Closed furasli closed 4 years ago
I've been debugging this for some time now, because i had the same issue when i tried to design a more SwiftUIy API around the version from Apples tutorial (https://developer.apple.com/tutorials/swiftui/interfacing-with-uikit). I think i found the problem, but didn't come up with a satisfying solution yet.
When you store the UIHostingControllers on a level below the one that's holding the @State
property, updates off the property trigger them to be reloaded. It doesn't change the currently shown view controller, the index of which it uses to determine the next / previous page. Because it's not part of the array of view controllers anymore, the data source can't compute this index.
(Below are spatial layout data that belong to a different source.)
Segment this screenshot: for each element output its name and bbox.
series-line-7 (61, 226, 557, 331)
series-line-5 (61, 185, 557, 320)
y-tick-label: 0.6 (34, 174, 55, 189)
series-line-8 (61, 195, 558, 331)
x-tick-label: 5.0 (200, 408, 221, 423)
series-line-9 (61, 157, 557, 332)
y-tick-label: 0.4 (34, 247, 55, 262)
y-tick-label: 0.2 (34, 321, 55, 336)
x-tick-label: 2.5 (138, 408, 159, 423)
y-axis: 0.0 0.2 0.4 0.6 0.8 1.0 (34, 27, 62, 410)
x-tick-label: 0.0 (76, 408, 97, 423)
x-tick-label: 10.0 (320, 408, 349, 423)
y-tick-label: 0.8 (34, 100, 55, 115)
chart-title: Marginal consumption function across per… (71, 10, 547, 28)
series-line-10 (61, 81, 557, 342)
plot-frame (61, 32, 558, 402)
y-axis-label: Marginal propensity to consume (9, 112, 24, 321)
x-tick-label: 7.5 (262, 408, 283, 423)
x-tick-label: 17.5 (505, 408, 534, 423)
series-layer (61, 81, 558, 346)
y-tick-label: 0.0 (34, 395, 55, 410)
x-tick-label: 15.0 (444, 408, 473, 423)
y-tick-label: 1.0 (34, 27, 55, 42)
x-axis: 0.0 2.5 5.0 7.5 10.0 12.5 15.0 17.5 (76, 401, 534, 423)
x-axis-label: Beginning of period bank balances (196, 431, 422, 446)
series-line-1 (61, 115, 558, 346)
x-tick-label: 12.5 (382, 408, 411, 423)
I suspect not accessing the @State
property prevents SwiftUI from triggering updates when it changes (maybe to safe resources?), which is why it only breaks when you try to actually do something with it.
The reason i haven't come up with a fix yet is, that i'm not sure this is fixable - maybe it's possible to restore the state correctly after reloading all the UIHostingControllers, but maybe we shouldn't be recreating them all the time in the first place? I don't what difference to performance it actually makes, but it seems wasteful.
I've had some time to look at the issue, but if I understood you guys correctly it's working on my end. For example this works and lets me swipe right to left:
import SwiftUI
import Pages
struct HomeView: View {
@State var index = 0
var body: some View {
VStack {
Text("The current index is: \(self.index)")
Pages(currentPage: $index) {
Text("Page 1")
Text("Page 2")
Text("Page \(self.index + 1)")
}
}
}
}
struct HomeView_Previews: PreviewProvider {
static var previews: some View {
HomeView()
}
}
Does this solve your problem?
When i want to show current index, rightToLeft swipe is not working. If i enter to some text (like Text("Test header"), it's working. Really interesting.